I'm glad I made that decision, for many reasons, but all of them pale into insignificance when I imagine the frustration motorists must feel whenever the anti-car fanatics launch another broadside against them.
The latest plans to eliminate private cars from much of Dublin's city centre have been hailed by the usual anti-motorist zealots as a victory, although a victory for what exactly remains unclear.
Is it a victory for the thousands of drivers who will be forced to park their car at Heuston station before getting the LUAS for the rest of their journey into town? Is it a victory for the city's business owners, who have already complained that they will lose out on vital passing trade if people can't bring their car into town? Is it a victory for shoppers, who will have to lug all their shopping on to public transport?
Nope, it ain't.
It is, however, a victory for suburban malls like Dundrum and Liffey Valley, which will become even more attractive to consumers. It's a victory for the hardcore cyclists who think they have more rights to the road than tax-paying motorists.

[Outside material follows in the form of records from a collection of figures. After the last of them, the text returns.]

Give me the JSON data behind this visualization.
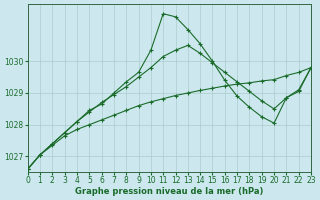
{
  "xlabel": "Graphe pression niveau de la mer (hPa)",
  "xlim": [
    0,
    23
  ],
  "ylim": [
    1026.5,
    1031.8
  ],
  "yticks": [
    1027,
    1028,
    1029,
    1030
  ],
  "xticks": [
    0,
    1,
    2,
    3,
    4,
    5,
    6,
    7,
    8,
    9,
    10,
    11,
    12,
    13,
    14,
    15,
    16,
    17,
    18,
    19,
    20,
    21,
    22,
    23
  ],
  "bg_color": "#cce8ee",
  "grid_color": "#aacccc",
  "line_color": "#1a6b2a",
  "line_sharp_y": [
    1026.6,
    1027.05,
    1027.4,
    1027.75,
    1028.1,
    1028.45,
    1028.65,
    1029.0,
    1029.35,
    1029.65,
    1030.35,
    1031.5,
    1031.4,
    1031.0,
    1030.55,
    1030.0,
    1029.4,
    1028.9,
    1028.55,
    1028.25,
    1028.05,
    1028.85,
    1029.1,
    1029.8
  ],
  "line_mid_y": [
    1026.6,
    1027.05,
    1027.4,
    1027.75,
    1028.1,
    1028.4,
    1028.7,
    1028.95,
    1029.2,
    1029.5,
    1029.8,
    1030.15,
    1030.35,
    1030.5,
    1030.25,
    1029.95,
    1029.65,
    1029.35,
    1029.05,
    1028.75,
    1028.5,
    1028.85,
    1029.05,
    1029.8
  ],
  "line_diag_y": [
    1026.6,
    1027.05,
    1027.35,
    1027.65,
    1027.85,
    1028.0,
    1028.15,
    1028.3,
    1028.45,
    1028.6,
    1028.72,
    1028.82,
    1028.92,
    1029.0,
    1029.08,
    1029.15,
    1029.22,
    1029.28,
    1029.32,
    1029.38,
    1029.42,
    1029.55,
    1029.65,
    1029.8
  ]
}
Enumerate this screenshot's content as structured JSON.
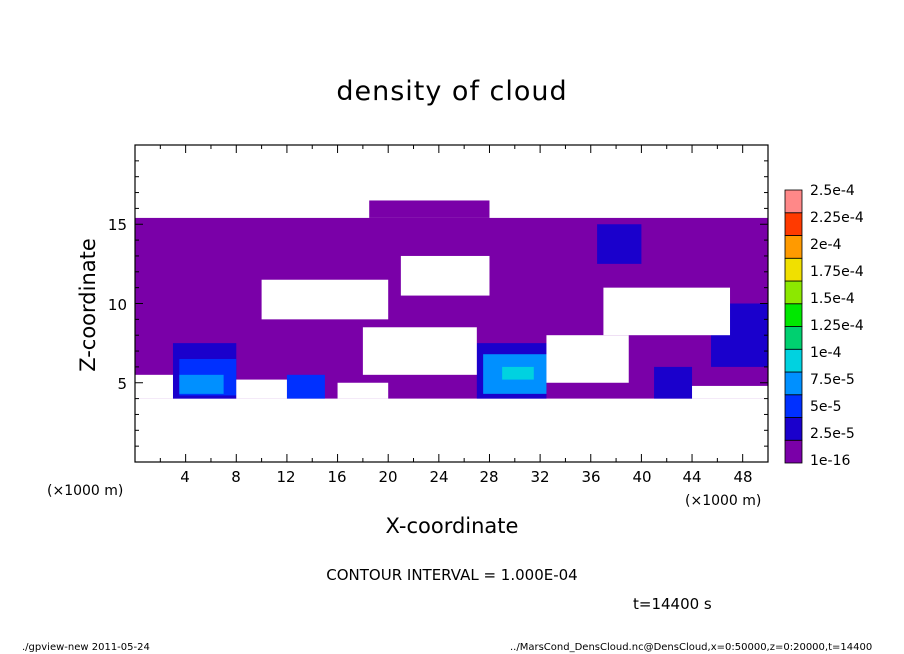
{
  "chart_data": {
    "type": "heatmap",
    "title": "density of cloud",
    "xlabel": "X-coordinate",
    "ylabel": "Z-coordinate",
    "x_unit": "(×1000 m)",
    "y_unit": "(×1000 m)",
    "xlim": [
      0,
      50
    ],
    "ylim": [
      0,
      20
    ],
    "x_ticks": [
      "4",
      "8",
      "12",
      "16",
      "20",
      "24",
      "28",
      "32",
      "36",
      "40",
      "44",
      "48"
    ],
    "y_ticks": [
      "5",
      "10",
      "15"
    ],
    "colorbar": {
      "levels": [
        "1e-16",
        "2.5e-5",
        "5e-5",
        "7.5e-5",
        "1e-4",
        "1.25e-4",
        "1.5e-4",
        "1.75e-4",
        "2e-4",
        "2.25e-4",
        "2.5e-4"
      ],
      "colors": [
        "#7a00a8",
        "#1a00cc",
        "#0030ff",
        "#0090ff",
        "#00d2e0",
        "#00d070",
        "#00e800",
        "#8ce800",
        "#f0e000",
        "#ff9a00",
        "#ff3a00",
        "#ff8888"
      ]
    },
    "regions": [
      {
        "x0": 0,
        "x1": 50,
        "z0": 4,
        "z1": 15.4,
        "level": 0
      },
      {
        "x0": 18.5,
        "x1": 28,
        "z0": 15.4,
        "z1": 16.5,
        "level": 0
      },
      {
        "x0": 3,
        "x1": 8,
        "z0": 4,
        "z1": 7.5,
        "level": 1
      },
      {
        "x0": 3.5,
        "x1": 8,
        "z0": 4.2,
        "z1": 6.5,
        "level": 2
      },
      {
        "x0": 3.5,
        "x1": 7,
        "z0": 4.3,
        "z1": 5.5,
        "level": 3
      },
      {
        "x0": 27,
        "x1": 32.5,
        "z0": 4,
        "z1": 7.5,
        "level": 1
      },
      {
        "x0": 27.5,
        "x1": 32.5,
        "z0": 4.3,
        "z1": 6.8,
        "level": 3
      },
      {
        "x0": 29,
        "x1": 31.5,
        "z0": 5.2,
        "z1": 6,
        "level": 4
      },
      {
        "x0": 12,
        "x1": 15,
        "z0": 4,
        "z1": 5.5,
        "level": 2
      },
      {
        "x0": 41,
        "x1": 44,
        "z0": 4,
        "z1": 6,
        "level": 1
      },
      {
        "x0": 45.5,
        "x1": 50,
        "z0": 6,
        "z1": 10,
        "level": 1
      },
      {
        "x0": 36.5,
        "x1": 40,
        "z0": 12.5,
        "z1": 15,
        "level": 1
      }
    ],
    "gaps": [
      {
        "x0": 16,
        "x1": 20,
        "z0": 4,
        "z1": 5
      },
      {
        "x0": 18,
        "x1": 27,
        "z0": 5.5,
        "z1": 8.5
      },
      {
        "x0": 21,
        "x1": 28,
        "z0": 10.5,
        "z1": 13
      },
      {
        "x0": 32.5,
        "x1": 39,
        "z0": 5,
        "z1": 8
      },
      {
        "x0": 37,
        "x1": 47,
        "z0": 8,
        "z1": 11
      },
      {
        "x0": 10,
        "x1": 20,
        "z0": 9,
        "z1": 11.5
      },
      {
        "x0": 0,
        "x1": 3,
        "z0": 4,
        "z1": 5.5
      },
      {
        "x0": 44,
        "x1": 50,
        "z0": 4,
        "z1": 4.8
      },
      {
        "x0": 8,
        "x1": 12,
        "z0": 4,
        "z1": 5.2
      }
    ]
  },
  "labels": {
    "contour_interval": "CONTOUR INTERVAL = 1.000E-04",
    "time": "t=14400 s",
    "footer_left": "./gpview-new  2011-05-24",
    "footer_right": "../MarsCond_DensCloud.nc@DensCloud,x=0:50000,z=0:20000,t=14400"
  }
}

It's a victory for ideologues who want to create the capital in their own image, and to hell with everyone else.
Not for the first time, AA's Conor Faughnan hit the nail on the head when he said: "It feels as if one of the purposes is simply to prevent people using private cars."
That's exactly what it is and the modern motorist could be forgiven for thinking that they have become both scapegoat and cash cow for the hippies who hate them.
Which is why, this morning, I'm extra happy I don't drive.